On Thursday, oil prices held their value after Wednesday’s gains on falling US crude stocks data. The ongoing trade war between the Trump administration and Beijing weighed down possible gains. BP photo.
Oil prices underpinned by 5.8 million barrel drop in US crude stocks
On Thursday, oil prices steadied despite the ongoing trade war between the Trump administration and Beijing. Prices were underpinned by data released on Wednesday showing a drop in US crude stocks by a much larger amount than expected.
At the end of trading, Brent crude was down 5 cents to $74.73/barrel and US light crude dipped 3 cents to $67.83/barrel. The Canadian Crude Index was even at $42.27.
According to Reuters, options activity showed that some traders were guarding against a possible sharp slide in US crude prices.

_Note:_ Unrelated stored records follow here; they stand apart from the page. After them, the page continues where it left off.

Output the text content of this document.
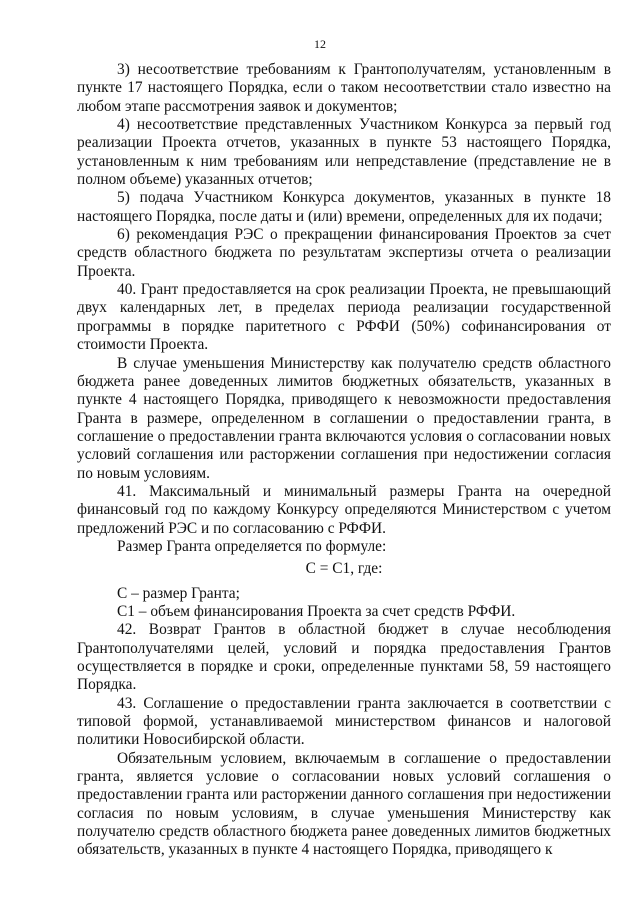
12

3) несоответствие требованиям к Грантополучателям, установленным в пункте 17 настоящего Порядка, если о таком несоответствии стало известно на любом этапе рассмотрения заявок и документов;

4) несоответствие представленных Участником Конкурса за первый год реализации Проекта отчетов, указанных в пункте 53 настоящего Порядка, установленным к ним требованиям или непредставление (представление не в полном объеме) указанных отчетов;

5) подача Участником Конкурса документов, указанных в пункте 18 настоящего Порядка, после даты и (или) времени, определенных для их подачи;

6) рекомендация РЭС о прекращении финансирования Проектов за счет средств областного бюджета по результатам экспертизы отчета о реализации Проекта.

40. Грант предоставляется на срок реализации Проекта, не превышающий двух календарных лет, в пределах периода реализации государственной программы в порядке паритетного с РФФИ (50%) софинансирования от стоимости Проекта.

В случае уменьшения Министерству как получателю средств областного бюджета ранее доведенных лимитов бюджетных обязательств, указанных в пункте 4 настоящего Порядка, приводящего к невозможности предоставления Гранта в размере, определенном в соглашении о предоставлении гранта, в соглашение о предоставлении гранта включаются условия о согласовании новых условий соглашения или расторжении соглашения при недостижении согласия по новым условиям.

41. Максимальный и минимальный размеры Гранта на очередной финансовый год по каждому Конкурсу определяются Министерством с учетом предложений РЭС и по согласованию с РФФИ.

Размер Гранта определяется по формуле:

C = C1, где:

C – размер Гранта;

C1 – объем финансирования Проекта за счет средств РФФИ.

42. Возврат Грантов в областной бюджет в случае несоблюдения Грантополучателями целей, условий и порядка предоставления Грантов осуществляется в порядке и сроки, определенные пунктами 58, 59 настоящего Порядка.

43. Соглашение о предоставлении гранта заключается в соответствии с типовой формой, устанавливаемой министерством финансов и налоговой политики Новосибирской области.

Обязательным условием, включаемым в соглашение о предоставлении гранта, является условие о согласовании новых условий соглашения о предоставлении гранта или расторжении данного соглашения при недостижении согласия по новым условиям, в случае уменьшения Министерству как получателю средств областного бюджета ранее доведенных лимитов бюджетных обязательств, указанных в пункте 4 настоящего Порядка, приводящего к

“The market is trying to balance the worries about decreased global demand growth and how much extra oil the Saudis and Russians are going to put on,” Gene McGillian, director of market research at Tradition Energy told Reuters.
He added that the larger-than-expected draw in US oil stocks reported by the US Energy Information Administration on Wednesday helped steady oil prices.
“There’s a better fundamental picture than a year ago,” said McGillian.
The United States and China continue to match tariffs in the escalating trade war. Recently, a 25 per cent tariff on $16 billion worth of each country’s goods was imposed, and since July, the $100 billion in goods from both countries have been hit with tariffs.
Washington is now holding hearings on possibly putting tariffs on another $200 billion worth of Chinese imports and, should that happen, China is expected to respond in kind.
Moody’s Investor Service says the US – China trade war is “expected to shave up to 0.3-0.5 percentage points from China’s real GDP growth in 2019”. It should also cut 0.25 percentage point from projected US real GDP growth, taking it “to 2.3 per cent in 2019”.
As a result, analysts have cut their forecasts for energy consumption, however, some markets remain tight.
The US EIA reported that US crude stocks fell by 5.8 million barrels last week, more than three times the forecasted amount.
“This week’s report was bullish for crude,” Societe Generale oil analyst Michael Wittner told Reuters. “Crude stocks drew due to sharply lower crude imports and near-record refinery crude runs.”
According to the EIA, US crude production hit 11 million barrels per day (b/d) last week. Russia, the United States and Saudi Arabia are all now producing about 11 million b/d, or about one-third of global demand.
Reuters reports that in options activity, December 2018 puts for crude at $50/barrel traded, but volume was thin with just a few hundred contracts exchanged.
“The fact that someone even thought it was possible to get there is interesting,” Bob Yawger, director of futures at Mizuho said. “To get to $50 it would need to get ugly between now and then.”
Volume on $50/barrel options were much lower than options in a range closer to the current level.